На это приятели ничего не сказали, ибо не знали, что сказать.
— Все женщины делятся на две категории, — продолжал вещать Сипунов, ободренный молчанием. — Это «спокушки» и «вертлявки». Причем, заметьте, речь идет не о темпераменте наружном, ибо он обманчив, а о нраве в широком смысле.
— А как в смысле экстерьера? — полюбопытствовал Черноморец.
— Учитывается, — заверил Сипунов. — Здесь две основные подгруппы — это «пучки» и «сюськи». Ну, это объяснять не нужно...
— Кажется, понимаю! — обрадовался Сервероморец. — Значит, могут быть спокушные сюськи и, например, вертлявые пучки, верно? И наоборот!
— Молодец! — одобрил Сипунов, — теперь вы понимаете, что все огромное разнообразие женских характеров и внешностей может быть описано простой комбинацией этих понятий! И нрав, и интеллект, и внешность, и уровень отдачливости, и степень стервозности — все!
— Гениально! — сказал Черноморец. — А, вот хорошо у нас в Севастополе. Выйдешь на Б. Морскую и никаких проблем.
— Что означает литер «Б»? — полюбопытствовал Североморец.
— Это значит, Большая. И на этой Б. Морской по вечерам все женщины, женщины, женщины! И у всех мужья в море!
— Откуда известно, что в море? — недоверчиво протянул Североморец.
— По глазам. Когда у женщины муж в море, глаза у нее какими-то особенными делаются. Однако, разговоры эти меня возбуждают, а попусту возбуждаться обидно. Давайте сменим тему. Слушай! Помнишь, как ты загипнотизировал офицеров крейсера «Адмирал Хрыч»? Усовершенствовал с тех пор свое искусство?
— Кое-что еще могу, — скромно признался капитан-лейтенант.

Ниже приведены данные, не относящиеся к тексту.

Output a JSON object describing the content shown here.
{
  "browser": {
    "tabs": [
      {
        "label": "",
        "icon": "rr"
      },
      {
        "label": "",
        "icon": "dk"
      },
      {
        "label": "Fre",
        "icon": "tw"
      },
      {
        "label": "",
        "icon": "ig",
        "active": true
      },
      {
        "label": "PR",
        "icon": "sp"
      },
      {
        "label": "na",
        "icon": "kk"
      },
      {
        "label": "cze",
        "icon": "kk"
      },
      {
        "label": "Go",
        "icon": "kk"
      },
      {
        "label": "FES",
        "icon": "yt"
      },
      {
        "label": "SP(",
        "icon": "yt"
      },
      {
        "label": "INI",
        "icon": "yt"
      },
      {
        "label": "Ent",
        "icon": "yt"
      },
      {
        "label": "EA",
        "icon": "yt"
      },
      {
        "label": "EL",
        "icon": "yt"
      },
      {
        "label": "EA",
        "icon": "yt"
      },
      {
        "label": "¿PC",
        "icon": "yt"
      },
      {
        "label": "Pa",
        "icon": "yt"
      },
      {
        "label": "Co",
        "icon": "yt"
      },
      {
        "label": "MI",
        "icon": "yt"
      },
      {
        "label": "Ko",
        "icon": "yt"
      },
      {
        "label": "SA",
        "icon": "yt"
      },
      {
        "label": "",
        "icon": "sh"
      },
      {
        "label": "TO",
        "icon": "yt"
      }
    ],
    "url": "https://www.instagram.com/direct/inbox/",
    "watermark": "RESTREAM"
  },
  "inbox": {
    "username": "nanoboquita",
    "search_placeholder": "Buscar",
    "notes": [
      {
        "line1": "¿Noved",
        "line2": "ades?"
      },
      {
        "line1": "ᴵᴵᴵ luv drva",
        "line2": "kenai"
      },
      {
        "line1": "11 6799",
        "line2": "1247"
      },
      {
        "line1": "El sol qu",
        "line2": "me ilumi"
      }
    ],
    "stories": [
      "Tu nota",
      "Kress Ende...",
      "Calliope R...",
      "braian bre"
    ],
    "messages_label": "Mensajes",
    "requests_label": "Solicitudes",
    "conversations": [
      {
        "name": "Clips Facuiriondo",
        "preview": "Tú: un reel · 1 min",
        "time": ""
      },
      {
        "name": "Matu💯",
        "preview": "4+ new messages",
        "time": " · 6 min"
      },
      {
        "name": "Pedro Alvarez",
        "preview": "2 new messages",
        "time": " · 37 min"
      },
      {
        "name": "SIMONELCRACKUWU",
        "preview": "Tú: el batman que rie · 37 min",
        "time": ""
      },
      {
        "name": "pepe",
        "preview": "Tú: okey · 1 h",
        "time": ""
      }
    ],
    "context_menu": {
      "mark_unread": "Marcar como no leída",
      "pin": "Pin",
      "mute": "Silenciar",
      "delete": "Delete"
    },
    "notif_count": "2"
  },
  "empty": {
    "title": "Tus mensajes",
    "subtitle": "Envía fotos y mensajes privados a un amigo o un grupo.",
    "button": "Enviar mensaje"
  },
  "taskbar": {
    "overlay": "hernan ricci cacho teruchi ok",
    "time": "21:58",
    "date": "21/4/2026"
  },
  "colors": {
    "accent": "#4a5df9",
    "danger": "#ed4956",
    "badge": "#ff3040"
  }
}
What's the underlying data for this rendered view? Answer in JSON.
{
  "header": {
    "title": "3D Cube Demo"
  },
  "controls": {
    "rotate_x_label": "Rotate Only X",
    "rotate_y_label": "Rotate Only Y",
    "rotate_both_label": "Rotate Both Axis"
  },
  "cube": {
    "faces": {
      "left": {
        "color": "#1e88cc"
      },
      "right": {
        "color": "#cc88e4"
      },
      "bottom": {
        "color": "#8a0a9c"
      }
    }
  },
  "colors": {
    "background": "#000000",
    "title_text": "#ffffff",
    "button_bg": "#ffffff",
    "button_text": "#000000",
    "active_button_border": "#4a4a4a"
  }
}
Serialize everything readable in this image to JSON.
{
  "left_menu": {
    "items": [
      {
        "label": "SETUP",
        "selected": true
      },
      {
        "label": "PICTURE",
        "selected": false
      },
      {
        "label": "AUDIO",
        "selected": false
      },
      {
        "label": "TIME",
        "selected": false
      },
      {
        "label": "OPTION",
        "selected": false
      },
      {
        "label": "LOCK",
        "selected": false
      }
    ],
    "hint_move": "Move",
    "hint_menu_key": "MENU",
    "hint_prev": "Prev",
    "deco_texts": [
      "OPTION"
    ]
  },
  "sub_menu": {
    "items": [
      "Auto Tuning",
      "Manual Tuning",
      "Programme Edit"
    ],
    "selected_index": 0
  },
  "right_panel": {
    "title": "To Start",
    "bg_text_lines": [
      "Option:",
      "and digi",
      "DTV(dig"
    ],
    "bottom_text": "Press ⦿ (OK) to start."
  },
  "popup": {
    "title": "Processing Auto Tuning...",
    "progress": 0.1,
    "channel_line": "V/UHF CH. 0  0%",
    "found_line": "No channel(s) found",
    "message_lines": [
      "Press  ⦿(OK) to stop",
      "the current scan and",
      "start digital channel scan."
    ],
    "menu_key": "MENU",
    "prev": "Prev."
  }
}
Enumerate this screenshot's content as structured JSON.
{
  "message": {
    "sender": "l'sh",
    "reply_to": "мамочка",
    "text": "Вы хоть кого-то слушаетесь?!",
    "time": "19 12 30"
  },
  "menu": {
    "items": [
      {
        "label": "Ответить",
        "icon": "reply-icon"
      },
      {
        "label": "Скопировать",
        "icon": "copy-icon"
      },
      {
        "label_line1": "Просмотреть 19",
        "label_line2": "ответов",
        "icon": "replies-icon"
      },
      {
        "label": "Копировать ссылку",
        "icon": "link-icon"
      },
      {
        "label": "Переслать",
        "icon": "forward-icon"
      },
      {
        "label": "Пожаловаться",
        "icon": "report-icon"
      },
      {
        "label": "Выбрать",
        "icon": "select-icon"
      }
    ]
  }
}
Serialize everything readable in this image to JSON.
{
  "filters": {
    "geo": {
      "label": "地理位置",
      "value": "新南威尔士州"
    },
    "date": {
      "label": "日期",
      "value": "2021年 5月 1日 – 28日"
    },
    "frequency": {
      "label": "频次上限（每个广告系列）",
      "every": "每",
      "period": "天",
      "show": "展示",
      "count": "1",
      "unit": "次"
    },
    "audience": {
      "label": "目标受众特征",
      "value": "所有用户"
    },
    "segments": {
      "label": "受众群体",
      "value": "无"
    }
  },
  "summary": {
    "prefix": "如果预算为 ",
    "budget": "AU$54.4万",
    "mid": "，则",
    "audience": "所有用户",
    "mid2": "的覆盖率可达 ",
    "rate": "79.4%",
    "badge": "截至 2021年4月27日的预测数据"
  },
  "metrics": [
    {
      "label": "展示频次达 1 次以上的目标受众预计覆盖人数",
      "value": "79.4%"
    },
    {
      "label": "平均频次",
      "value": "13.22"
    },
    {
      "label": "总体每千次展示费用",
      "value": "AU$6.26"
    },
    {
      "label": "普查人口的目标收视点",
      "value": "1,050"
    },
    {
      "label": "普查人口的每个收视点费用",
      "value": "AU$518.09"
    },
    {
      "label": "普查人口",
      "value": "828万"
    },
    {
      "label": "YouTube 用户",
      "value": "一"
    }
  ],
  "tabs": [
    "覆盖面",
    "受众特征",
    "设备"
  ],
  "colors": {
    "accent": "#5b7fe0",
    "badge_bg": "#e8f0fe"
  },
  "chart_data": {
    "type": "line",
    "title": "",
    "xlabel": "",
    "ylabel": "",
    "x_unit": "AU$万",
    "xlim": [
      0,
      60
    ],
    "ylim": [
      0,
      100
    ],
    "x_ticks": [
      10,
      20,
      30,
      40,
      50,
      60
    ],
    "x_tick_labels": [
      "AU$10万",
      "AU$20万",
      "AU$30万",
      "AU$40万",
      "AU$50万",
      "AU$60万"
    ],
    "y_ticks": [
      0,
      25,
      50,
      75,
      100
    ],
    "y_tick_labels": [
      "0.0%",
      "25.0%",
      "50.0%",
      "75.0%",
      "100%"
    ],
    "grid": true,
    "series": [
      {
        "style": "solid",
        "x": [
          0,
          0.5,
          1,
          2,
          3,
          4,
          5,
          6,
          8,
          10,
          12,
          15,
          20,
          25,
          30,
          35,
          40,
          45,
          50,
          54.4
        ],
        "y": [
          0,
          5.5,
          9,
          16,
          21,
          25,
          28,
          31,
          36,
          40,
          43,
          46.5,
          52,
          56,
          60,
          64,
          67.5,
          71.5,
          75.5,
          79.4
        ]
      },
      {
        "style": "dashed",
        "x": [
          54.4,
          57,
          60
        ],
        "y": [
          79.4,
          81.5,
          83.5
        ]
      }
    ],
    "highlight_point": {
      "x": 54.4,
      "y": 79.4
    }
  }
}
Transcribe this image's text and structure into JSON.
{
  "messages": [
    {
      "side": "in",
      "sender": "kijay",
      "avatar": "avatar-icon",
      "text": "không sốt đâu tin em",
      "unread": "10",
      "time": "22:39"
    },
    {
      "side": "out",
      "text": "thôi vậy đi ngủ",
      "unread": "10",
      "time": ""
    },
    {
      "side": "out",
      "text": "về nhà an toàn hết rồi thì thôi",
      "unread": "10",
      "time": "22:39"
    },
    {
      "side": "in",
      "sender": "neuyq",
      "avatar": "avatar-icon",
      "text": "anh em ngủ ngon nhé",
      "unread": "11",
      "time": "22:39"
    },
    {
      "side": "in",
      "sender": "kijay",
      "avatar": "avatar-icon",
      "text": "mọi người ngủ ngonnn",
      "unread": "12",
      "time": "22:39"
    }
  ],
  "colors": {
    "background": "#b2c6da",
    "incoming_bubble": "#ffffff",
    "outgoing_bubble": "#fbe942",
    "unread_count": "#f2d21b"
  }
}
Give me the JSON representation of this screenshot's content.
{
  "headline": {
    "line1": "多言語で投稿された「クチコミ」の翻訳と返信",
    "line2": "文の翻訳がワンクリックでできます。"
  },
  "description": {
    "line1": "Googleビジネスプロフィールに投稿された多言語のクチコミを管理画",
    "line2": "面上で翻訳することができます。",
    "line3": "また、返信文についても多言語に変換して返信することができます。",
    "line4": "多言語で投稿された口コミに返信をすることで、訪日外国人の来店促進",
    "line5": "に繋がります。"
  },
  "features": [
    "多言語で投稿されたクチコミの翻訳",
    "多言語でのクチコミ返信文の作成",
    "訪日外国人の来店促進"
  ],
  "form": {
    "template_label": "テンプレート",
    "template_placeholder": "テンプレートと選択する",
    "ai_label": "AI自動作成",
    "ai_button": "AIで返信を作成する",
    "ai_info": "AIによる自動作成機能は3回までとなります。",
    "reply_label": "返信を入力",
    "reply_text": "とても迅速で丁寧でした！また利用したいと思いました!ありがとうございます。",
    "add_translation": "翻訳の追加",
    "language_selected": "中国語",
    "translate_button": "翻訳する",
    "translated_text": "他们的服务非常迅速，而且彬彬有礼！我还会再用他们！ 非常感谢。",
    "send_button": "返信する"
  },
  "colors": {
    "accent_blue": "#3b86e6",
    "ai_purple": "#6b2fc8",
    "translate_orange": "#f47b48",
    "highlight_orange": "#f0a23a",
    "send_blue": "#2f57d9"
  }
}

— А покажи! — потребовали приятели.
— Могу усыпить, — предложил Сипунов, но офицеры сказали, сто спать еще рано.
— Надо, чтобы было эффектно, — вслух размышлял Сипунов, — а то вы не поверите. Вой! Давайте я вас обоих сейчас сделаю абсолютно трезвыми, а?
— Болтаешь! — не поверили друзья. — Мы, конечно, не пьяные, но все же два графина... Нет, это хвастаешь!
— Ах так? — Сипунов поднялся. — Ну, смотрите! Только сидите смирно и закройте глаза!